Dans notre Galaxie, chaque année une centaine d'étoiles deviennent perceptibles dans le ciel, parfois en des endroits où il ne semblait y avoir auparavant qu'une banale étoile, semblable à ses congénères. Mais la plupart d'entre elles restent invisibles, trop éloignées ou masquées par les nuages denses de poussières.

A gauche Nova Herculis apparue en 1934 photographiée respectivement le 10 mars et le 6 mai 1935. A droite Nova Aquila photographiée le 12 avril 1999 à 19h12 avec un téléobjectif de 125 mm. Document Lick Observatory et K.Tanaka.

Ces étoiles "nouvelles" ou novae ont vu en quelques jours ou en quelques semaines leur éclat multiplié par un coefficient de mille ou du million, pour atteindre les premières magnitudes. Le 29 octobre 1952, UV Ceti est passée de la magnitude 12.3 à 6.8 en 20 sec, Krüger 60B passa de la 12e à la 9e magnitude en quelques heures ! L'analyse spectrale a montré que l'augmentation d'éclat correspondait à une activité intense au sein de l'étoile qui se manifeste par une explosion de matière : les analyses spectrales révèlent des raies d'émission intenses, principalement celles de la série de l'hydrogène de Balmer.

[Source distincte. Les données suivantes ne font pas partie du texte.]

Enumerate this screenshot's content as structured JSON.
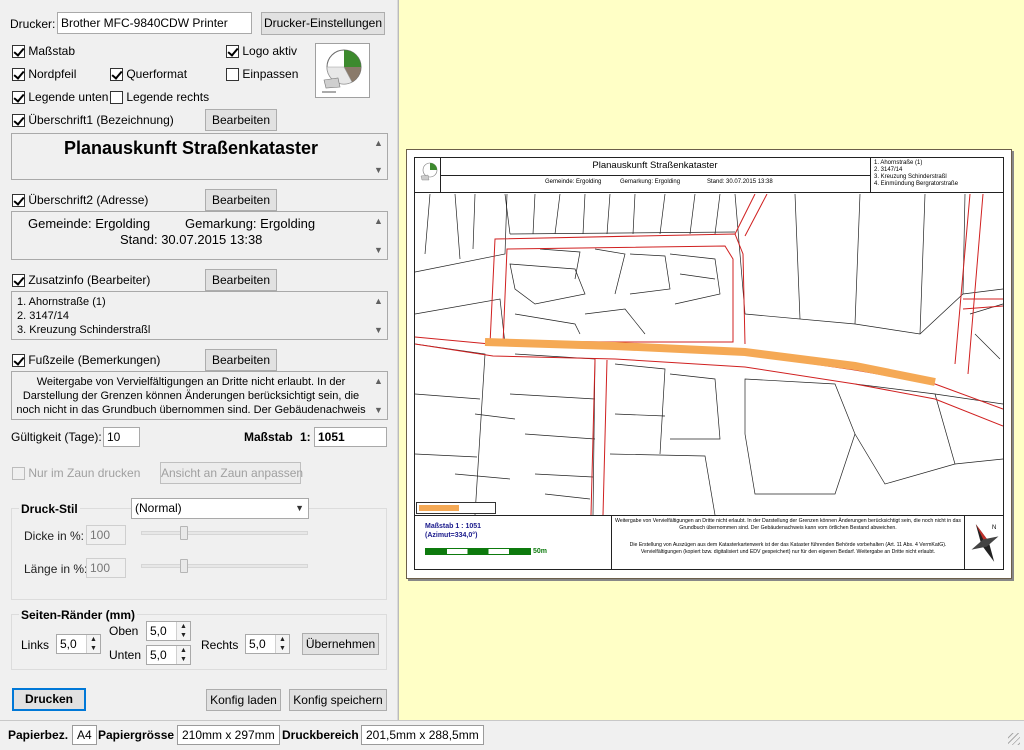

Explosion de Nova Cygni 1992 avec l'éjection des couches externes de l'atmosphère de l'étoile naine riches en hydrogène. A droite, l'explication du phénomène. Documents NASA/ESQA/STScI et TRW/NASA Observatorium adaptés par l'auteur.

Les spécialistes tentent de démontrer que la majorité des novae sont en fait des systèmes doubles dont les individus subissent des effets de marées gravitationnelles extrêmement violents. Les phénomènes les plus intenses de cette catégorie sont vraisemblablement liés aux interactions entre un astre compact et un compagnon moins dense et plus froid. L'astre compact peut être un étoile naine, une étoile neutron, un pulsar ou un trou noir et le compagnon est une étoile de la Séquence principale, généralement une étoile géante rouge.

Disposition des lobes de Roche représentant l'espace de gravité propre à l'étoile entre deux astres en interaction rapprochée, une étoile naine et une étoile géante par exemple. Dans ce cas, on parle de "binaire à contact".

Pour corroborer cette hypothèse, lors de l’explosion de la nova X de la Mouche (Nova Muscae alias GRS 1124-684) en 1991, grâce au télescope orbital franco-russe Sigma, les astronomes ont détecté des rayonnements gamma d'une énergie de 200 à 500 KeV, plus brillants que ceux émis par la nébuleuse du Crabe !

Cette énergie est caractéristique d'un processus d'annihilation électron-positron. Selon A.Goldwurm de l’équipe Sigma, cette découverte serait la signature de l'interaction entre un plasma très chaud et un trou noir. Etant donné que la matière ne peut-être refroidie par le rayonnement de l'étoile, le plasma est porté à de très hautes températures où il peut émettre un rayonnement de haute énergie.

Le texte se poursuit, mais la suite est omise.